Ingredients:
- 2 cups (260g) Gluten-free all-purpose flour blend (with xanthan gum)
- 1 tsp (5g) Baking soda
- ½ tsp (3g) Sea salt
- 1 tsp (2g) Ground cinnamon
- ½ tsp (1g) Ground nutmeg
- 2 cups (300g) Grated zucchini
- 2 large Eggs
- ½ cup (120ml) Pure maple syrup
- ½ cup (115g) Melted coconut oil
- 1 tsp (5ml) Pure vanilla extract
Instructions:
- Preheat your oven to 350°F (175°C).
- Line a 9x5 inch loaf pan with parchment paper, leaving an overhang on the sides for easy removal.
- Grate the zucchini using the medium hole of your grater. If the zucchini is exceptionally watery, press it lightly with a paper towel—do not squeeze it completely dry.

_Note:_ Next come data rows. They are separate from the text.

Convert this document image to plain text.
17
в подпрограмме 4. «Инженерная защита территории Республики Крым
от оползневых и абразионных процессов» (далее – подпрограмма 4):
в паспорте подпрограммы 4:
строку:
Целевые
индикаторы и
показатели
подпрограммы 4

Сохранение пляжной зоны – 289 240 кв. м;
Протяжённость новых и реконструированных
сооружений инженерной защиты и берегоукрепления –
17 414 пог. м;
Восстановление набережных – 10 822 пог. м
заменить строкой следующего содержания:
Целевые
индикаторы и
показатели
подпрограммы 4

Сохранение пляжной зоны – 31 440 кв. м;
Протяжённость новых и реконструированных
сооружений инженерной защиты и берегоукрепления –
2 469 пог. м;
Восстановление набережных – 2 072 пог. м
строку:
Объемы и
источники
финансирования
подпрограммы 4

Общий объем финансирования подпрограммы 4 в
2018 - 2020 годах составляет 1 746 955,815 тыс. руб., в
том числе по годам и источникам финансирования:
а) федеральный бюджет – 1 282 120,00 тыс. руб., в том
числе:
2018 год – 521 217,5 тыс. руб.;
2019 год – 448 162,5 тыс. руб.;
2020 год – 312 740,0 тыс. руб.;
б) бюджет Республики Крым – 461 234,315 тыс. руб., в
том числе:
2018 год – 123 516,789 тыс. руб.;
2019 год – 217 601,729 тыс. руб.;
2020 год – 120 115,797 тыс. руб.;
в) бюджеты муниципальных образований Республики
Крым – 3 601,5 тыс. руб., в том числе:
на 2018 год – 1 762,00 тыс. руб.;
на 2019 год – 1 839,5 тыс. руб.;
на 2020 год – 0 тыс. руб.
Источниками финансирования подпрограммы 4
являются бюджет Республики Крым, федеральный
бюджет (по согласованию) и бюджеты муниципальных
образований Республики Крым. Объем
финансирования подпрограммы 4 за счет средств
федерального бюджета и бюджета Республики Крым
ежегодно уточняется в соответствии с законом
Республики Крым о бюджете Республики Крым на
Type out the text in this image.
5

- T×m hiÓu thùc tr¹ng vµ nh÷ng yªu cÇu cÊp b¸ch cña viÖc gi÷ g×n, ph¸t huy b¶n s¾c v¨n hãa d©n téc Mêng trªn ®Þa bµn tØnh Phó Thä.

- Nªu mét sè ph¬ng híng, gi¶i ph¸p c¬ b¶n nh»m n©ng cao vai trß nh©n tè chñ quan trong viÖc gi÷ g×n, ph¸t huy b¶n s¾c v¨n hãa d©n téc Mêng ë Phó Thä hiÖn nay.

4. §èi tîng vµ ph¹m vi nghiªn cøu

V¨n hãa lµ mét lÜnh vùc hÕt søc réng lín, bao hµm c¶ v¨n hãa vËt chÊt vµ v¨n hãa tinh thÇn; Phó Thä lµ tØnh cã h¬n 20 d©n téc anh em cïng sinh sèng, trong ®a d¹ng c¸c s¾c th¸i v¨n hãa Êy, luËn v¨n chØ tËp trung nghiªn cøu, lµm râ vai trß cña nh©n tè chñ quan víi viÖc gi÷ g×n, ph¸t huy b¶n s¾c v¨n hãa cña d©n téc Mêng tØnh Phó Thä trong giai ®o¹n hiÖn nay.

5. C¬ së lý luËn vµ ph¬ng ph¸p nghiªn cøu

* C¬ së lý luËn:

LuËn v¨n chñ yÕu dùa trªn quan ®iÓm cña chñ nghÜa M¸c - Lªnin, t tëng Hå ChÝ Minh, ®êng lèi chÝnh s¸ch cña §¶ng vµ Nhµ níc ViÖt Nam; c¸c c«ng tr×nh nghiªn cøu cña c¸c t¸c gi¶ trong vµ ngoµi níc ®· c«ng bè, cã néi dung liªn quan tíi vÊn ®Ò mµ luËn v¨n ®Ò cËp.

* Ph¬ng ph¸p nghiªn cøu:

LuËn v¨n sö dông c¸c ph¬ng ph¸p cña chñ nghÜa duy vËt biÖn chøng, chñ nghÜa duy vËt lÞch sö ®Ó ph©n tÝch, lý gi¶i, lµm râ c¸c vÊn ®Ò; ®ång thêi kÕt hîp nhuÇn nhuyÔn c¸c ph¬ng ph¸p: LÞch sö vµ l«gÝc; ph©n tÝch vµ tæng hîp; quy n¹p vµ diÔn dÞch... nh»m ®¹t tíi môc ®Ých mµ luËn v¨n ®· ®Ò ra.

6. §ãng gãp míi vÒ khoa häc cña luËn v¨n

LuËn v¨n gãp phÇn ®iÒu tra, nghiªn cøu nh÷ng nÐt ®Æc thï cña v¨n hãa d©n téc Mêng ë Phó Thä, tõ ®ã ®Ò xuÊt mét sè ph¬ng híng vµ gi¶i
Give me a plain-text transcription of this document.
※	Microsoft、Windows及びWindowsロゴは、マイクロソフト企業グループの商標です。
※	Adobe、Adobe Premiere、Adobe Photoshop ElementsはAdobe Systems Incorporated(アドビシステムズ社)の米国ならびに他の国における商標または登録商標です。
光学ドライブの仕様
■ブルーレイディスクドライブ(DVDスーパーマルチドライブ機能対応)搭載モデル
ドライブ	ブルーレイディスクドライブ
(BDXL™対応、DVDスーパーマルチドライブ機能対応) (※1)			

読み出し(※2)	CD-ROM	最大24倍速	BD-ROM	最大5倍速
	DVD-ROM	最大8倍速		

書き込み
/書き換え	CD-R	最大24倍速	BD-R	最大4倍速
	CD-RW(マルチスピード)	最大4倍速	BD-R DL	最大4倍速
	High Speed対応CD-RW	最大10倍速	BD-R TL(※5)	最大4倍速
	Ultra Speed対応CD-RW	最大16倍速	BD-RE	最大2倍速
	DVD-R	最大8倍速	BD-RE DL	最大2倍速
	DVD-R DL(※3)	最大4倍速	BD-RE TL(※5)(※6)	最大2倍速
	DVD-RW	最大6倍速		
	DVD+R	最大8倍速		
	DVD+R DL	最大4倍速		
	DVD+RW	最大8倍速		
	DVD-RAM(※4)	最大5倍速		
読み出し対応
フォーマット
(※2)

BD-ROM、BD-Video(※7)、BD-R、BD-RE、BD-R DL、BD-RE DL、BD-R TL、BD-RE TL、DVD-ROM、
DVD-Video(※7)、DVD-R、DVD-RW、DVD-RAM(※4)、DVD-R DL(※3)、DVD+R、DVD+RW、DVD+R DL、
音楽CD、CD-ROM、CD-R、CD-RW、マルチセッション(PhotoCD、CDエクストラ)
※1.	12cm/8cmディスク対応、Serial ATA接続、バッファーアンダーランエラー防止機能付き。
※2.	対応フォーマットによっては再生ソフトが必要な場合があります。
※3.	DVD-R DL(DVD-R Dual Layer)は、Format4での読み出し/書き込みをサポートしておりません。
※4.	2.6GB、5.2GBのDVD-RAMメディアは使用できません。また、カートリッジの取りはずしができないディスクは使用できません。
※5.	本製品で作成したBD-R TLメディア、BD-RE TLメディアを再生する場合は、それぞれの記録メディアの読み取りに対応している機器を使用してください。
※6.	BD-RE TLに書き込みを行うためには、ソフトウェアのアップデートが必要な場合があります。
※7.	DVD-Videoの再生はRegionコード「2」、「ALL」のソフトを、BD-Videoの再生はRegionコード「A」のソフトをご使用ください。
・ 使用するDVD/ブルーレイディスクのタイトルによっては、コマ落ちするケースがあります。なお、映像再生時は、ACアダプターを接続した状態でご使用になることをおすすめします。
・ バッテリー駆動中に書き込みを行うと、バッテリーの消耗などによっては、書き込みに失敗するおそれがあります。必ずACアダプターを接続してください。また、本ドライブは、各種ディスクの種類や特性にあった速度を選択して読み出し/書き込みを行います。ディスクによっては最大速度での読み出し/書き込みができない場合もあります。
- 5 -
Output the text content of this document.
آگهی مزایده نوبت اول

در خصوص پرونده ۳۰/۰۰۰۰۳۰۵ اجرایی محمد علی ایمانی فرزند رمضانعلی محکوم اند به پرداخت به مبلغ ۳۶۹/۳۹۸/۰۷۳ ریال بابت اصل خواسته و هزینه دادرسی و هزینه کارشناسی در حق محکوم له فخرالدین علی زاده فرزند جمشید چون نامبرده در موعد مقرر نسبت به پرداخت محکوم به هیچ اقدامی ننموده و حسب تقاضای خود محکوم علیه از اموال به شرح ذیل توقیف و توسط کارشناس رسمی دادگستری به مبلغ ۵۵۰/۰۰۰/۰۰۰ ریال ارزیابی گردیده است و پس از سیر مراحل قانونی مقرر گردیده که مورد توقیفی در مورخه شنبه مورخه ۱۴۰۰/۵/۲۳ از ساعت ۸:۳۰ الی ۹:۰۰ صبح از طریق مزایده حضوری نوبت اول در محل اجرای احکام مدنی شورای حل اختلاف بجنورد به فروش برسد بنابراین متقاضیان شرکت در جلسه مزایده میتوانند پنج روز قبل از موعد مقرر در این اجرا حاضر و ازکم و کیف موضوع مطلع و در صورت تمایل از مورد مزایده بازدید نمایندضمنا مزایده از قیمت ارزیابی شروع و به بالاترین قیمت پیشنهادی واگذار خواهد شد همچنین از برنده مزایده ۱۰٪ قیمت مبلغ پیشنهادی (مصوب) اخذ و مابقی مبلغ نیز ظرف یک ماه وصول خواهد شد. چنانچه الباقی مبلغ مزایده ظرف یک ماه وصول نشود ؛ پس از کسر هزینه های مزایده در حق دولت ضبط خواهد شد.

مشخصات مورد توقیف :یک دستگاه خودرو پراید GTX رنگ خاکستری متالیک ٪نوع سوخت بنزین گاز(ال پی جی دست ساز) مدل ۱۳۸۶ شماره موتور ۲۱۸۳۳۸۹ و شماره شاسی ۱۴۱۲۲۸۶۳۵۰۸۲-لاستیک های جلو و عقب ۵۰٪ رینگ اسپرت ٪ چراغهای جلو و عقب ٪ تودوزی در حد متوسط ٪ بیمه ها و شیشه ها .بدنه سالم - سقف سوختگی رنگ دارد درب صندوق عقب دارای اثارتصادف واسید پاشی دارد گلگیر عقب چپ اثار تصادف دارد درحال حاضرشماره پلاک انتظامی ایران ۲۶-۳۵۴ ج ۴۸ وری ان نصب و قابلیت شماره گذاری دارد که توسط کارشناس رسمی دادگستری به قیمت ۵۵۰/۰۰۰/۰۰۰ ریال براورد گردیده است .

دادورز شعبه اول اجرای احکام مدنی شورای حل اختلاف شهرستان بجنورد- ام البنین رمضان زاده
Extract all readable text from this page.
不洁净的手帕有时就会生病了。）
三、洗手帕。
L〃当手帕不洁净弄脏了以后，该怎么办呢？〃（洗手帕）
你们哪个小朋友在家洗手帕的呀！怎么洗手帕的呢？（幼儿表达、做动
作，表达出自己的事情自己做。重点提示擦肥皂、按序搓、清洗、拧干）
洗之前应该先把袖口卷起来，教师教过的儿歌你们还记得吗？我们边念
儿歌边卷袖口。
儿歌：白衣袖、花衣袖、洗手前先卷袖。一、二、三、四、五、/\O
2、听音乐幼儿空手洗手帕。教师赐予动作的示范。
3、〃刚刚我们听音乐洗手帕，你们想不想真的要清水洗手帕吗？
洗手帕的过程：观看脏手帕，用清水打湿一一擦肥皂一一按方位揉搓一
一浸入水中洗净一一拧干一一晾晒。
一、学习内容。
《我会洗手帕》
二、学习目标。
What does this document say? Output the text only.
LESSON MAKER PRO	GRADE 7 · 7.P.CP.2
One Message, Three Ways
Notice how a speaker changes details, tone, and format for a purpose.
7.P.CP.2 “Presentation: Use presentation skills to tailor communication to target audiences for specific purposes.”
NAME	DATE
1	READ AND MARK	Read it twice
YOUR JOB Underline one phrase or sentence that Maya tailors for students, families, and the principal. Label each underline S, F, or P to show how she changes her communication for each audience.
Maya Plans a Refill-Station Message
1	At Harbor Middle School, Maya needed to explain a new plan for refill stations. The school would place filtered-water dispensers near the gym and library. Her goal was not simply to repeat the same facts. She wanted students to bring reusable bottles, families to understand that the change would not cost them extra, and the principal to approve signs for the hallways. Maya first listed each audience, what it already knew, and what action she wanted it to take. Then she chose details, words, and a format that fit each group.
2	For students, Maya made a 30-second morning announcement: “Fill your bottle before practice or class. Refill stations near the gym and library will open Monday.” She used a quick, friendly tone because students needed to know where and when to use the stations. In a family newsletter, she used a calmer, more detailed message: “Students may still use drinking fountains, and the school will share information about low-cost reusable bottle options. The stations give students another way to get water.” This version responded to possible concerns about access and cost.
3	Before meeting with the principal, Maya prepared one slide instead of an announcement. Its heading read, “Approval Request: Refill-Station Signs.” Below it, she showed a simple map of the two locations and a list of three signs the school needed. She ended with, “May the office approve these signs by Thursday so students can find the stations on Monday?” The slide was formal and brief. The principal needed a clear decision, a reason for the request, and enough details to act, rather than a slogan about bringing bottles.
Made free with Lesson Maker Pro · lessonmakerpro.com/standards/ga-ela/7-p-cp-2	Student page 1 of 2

- In a large bowl, whisk together the GF flour, baking soda, salt, cinnamon, and nutmeg until no clumps remain.
- In a separate bowl, beat the eggs, maple syrup, melted oil, and vanilla until the mixture is emulsified and pale.
- Fold the grated zucchini into the wet ingredients.
- Gently stir the dry ingredients into the wet mixture using a spatula. Mix only until combined; over-mixing GF batter can lead to a gummy texture.
- Pour the batter into the prepared loaf pan and bake for 60 minutes or until a toothpick inserted into the center comes out clean.